Rückgewinnung von Vermögenswerten
Im Zuge der Ermittlungen stellten die Strafverfolgungsbehörden bei den festgenommenen Beschuldigten 13 Fahrzeuge und zwei Mobiltelefone mit relevanten Details zum Fall sicher. Die Festnahme dieser Personen hat nicht nur einen ausgeklügelten Betrugsring vereitelt, sondern auch Schwachstellen im Kreditprüfungsprozess offengelegt.
Die Festnahme von Ankit, Nisar und Manoj in Delhi verdeutlicht die zunehmende Komplexität von Finanzbetrugsfällen, die durch den Einsatz fortschrittlicher Technologien wie künstlicher Intelligenz begünstigt werden.
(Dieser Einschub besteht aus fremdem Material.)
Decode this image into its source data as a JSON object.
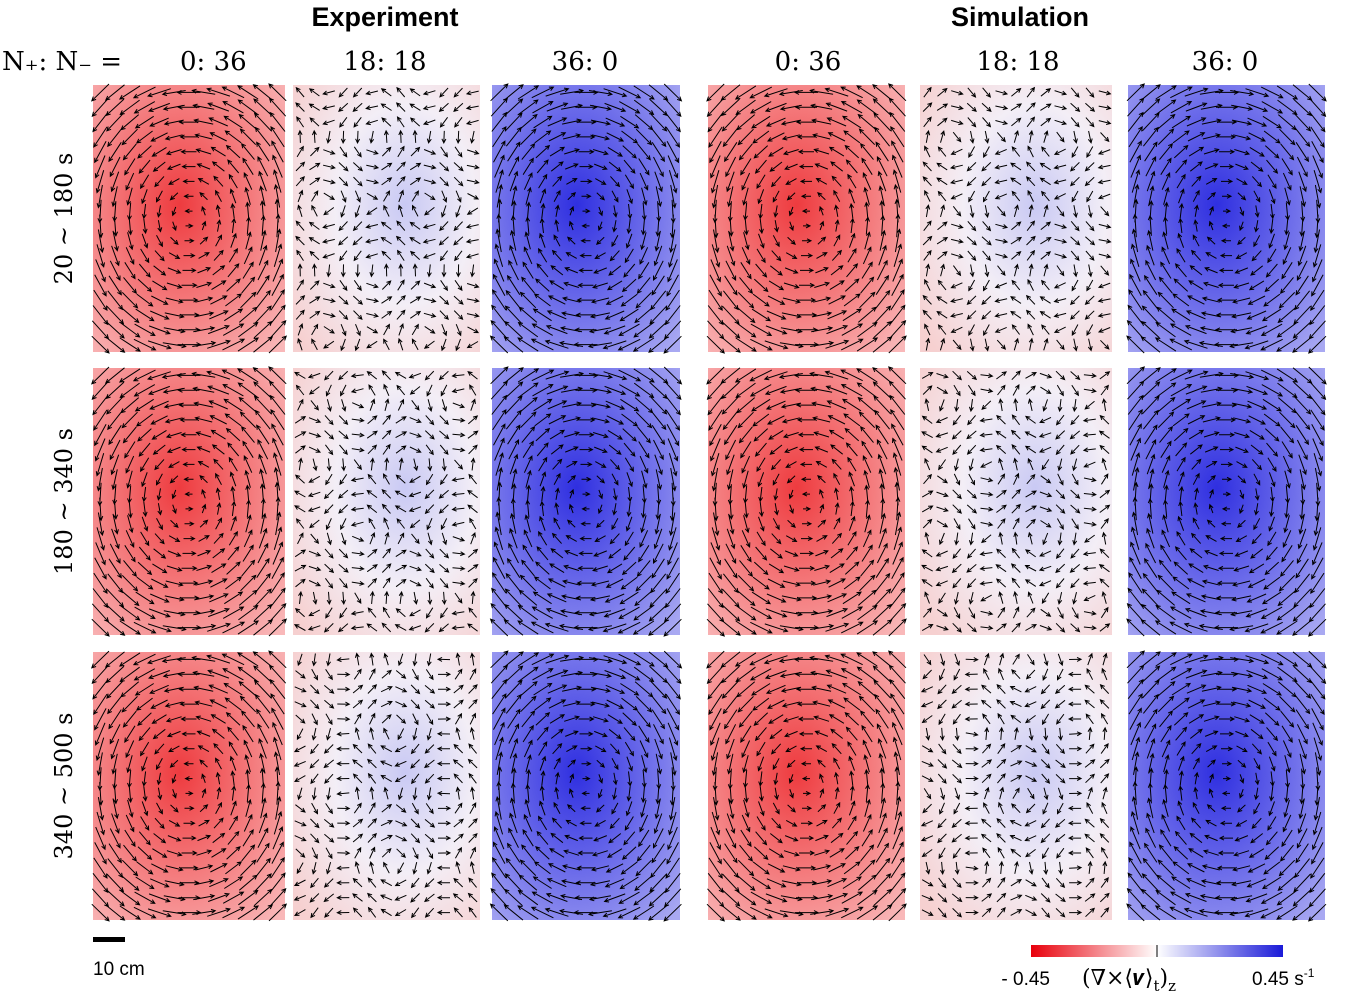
{
  "groups": [
    "Experiment",
    "Simulation"
  ],
  "ratio_prefix": "N₊: N₋ =",
  "columns": [
    "0: 36",
    "18: 18",
    "36: 0",
    "0: 36",
    "18: 18",
    "36: 0"
  ],
  "rows": [
    "20 ~ 180 s",
    "180 ~ 340 s",
    "340 ~ 500 s"
  ],
  "scale_bar": "10 cm",
  "colorbar": {
    "min_label": "- 0.45",
    "max_label": "0.45",
    "unit": "s",
    "unit_exponent": "-1",
    "quantity": "(∇×⟨𝒗⟩",
    "inner_subscript": "t",
    "close": ")",
    "outer_subscript": "z"
  }
}
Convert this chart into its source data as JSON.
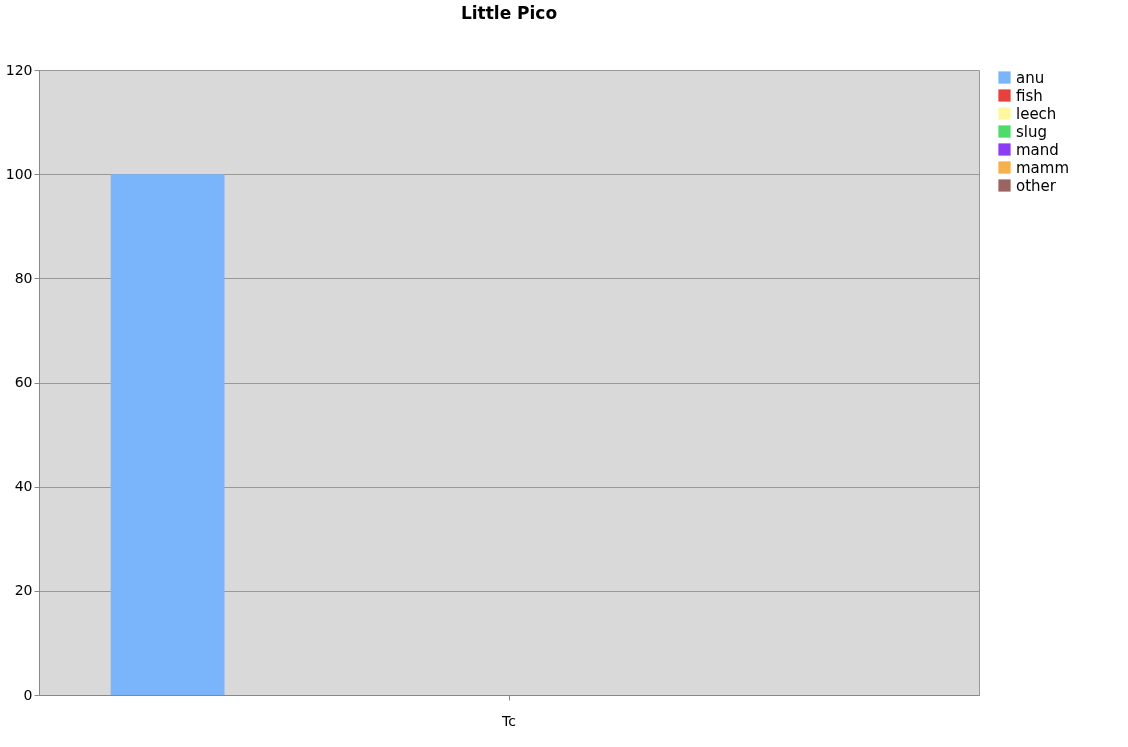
{
  "chart_data": {
    "type": "bar",
    "title": "Little Pico",
    "categories": [
      "Tc"
    ],
    "series": [
      {
        "name": "anu",
        "color": "#7ab5fc",
        "values": [
          100
        ]
      },
      {
        "name": "fish",
        "color": "#e8403a",
        "values": [
          0
        ]
      },
      {
        "name": "leech",
        "color": "#fdf7a0",
        "values": [
          0
        ]
      },
      {
        "name": "slug",
        "color": "#4ddb6a",
        "values": [
          0
        ]
      },
      {
        "name": "mand",
        "color": "#8c3cf5",
        "values": [
          0
        ]
      },
      {
        "name": "mamm",
        "color": "#f8b04d",
        "values": [
          0
        ]
      },
      {
        "name": "other",
        "color": "#9a6560",
        "values": [
          0
        ]
      }
    ],
    "ylim": [
      0,
      120
    ],
    "yticks": [
      0,
      20,
      40,
      60,
      80,
      100,
      120
    ],
    "grid": "y",
    "legend": "right"
  }
}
Dieser Fall mahnt zur Wichtigkeit robuster Sicherheitsmaßnahmen und sorgfältiger Überprüfungsprozesse, um solche betrügerischen Aktivitäten zu verhindern. Die Behörden sind entschlossen, im Zuge der laufenden Ermittlungen jegliche mögliche Absprache aufzudecken und sicherzustellen, dass in diesem komplexen Betrugsfall Gerechtigkeit geübt wird.